India’s Permanent Representative to the UN called it the “most horrific episode in human history”

As the United Nations marked International Day of Victims of Genocide on Wednesday, India called for paying homage to the three million people killed and hundreds of thousands of women raped by the Pakistan Army and religious militias in the 1971 Liberation War.

Describing it as the "most horrific episode in human history” India's Permanent Representative to the UN Ambassador T S Tirumurti said in a tweet, "UN International Day of Victims of Genocide on 9 Dec. Let's pay homage to 3 million killed & 200,000 or more women raped in erstwhile East Pakistan by the Pakistan army & religious militias in 1971 in most horrific episode in human history. Never again.”



The 1971 war began after the sudden crackdown at midnight on March 25 that year in erstwhile East Pakistan by Pakistani troops and ended on December 16 as Pakistan conceded defeat and unconditionally surrendered in Dhaka to the allied forces comprising Bengali freedom fighters and the Indian Army.
Bangladesh came into being after Pakistan ceded the territory it earlier controlled.

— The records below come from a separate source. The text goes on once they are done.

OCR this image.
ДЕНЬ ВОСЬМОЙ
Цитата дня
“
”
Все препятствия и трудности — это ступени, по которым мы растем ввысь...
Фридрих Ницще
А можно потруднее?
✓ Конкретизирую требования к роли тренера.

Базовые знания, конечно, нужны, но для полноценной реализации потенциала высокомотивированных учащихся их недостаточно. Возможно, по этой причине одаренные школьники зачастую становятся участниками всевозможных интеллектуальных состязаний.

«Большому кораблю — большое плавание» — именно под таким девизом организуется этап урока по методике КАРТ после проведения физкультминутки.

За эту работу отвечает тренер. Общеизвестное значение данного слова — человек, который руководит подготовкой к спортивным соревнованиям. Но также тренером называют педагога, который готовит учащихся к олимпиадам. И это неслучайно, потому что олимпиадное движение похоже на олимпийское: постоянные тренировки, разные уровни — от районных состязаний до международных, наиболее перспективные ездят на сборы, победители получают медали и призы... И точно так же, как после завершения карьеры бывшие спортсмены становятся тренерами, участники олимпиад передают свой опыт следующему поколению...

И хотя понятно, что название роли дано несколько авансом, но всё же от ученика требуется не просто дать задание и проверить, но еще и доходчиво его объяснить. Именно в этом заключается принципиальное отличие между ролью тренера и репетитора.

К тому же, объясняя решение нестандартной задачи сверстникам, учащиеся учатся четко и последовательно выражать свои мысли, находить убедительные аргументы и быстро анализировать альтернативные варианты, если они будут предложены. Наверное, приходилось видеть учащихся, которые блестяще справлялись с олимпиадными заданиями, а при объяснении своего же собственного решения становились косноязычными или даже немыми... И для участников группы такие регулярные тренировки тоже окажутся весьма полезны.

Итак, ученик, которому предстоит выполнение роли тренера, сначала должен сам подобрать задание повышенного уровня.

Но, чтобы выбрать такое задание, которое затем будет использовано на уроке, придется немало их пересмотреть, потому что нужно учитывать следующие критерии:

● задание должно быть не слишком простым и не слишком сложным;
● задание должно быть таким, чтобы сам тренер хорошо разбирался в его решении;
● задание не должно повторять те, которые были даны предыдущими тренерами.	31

Officially, three million people were killed during the nine-month-long war.

December 9 is observed as the International Day of Commemoration and Dignity of the Victims of the Crime of Genocide and the Prevention of this Crime.

In his message, UN Secretary-General Antonio Guterres said genocide was the most heinous of crimes, encompassing all it touches in a tsunami of hate and destruction.

"We work to prevent genocide and other atrocity crimes — crimes which are sadly still being perpetrated with impunity and no regard for the sanctity of human life," Guterres said.

In 2017, Bangladesh Prime Minister Sheikh Hasina had said Pakistan's Army had launched a "heinous" military operation in 1971 which triggered a "genocide" during the liberation war, killing three million innocent people.

"In the 1971 war of liberation, we endured an extreme form of genocide. In the nine-month-long war of liberation against Pakistan, three million innocent people were killed and more than 2,00,000 women were violated," Hasina had said.

During a recent meeting with Pakistan’s High Commissioner to Bangladesh, she had said the country could not forget and forgive the atrocities of 1971.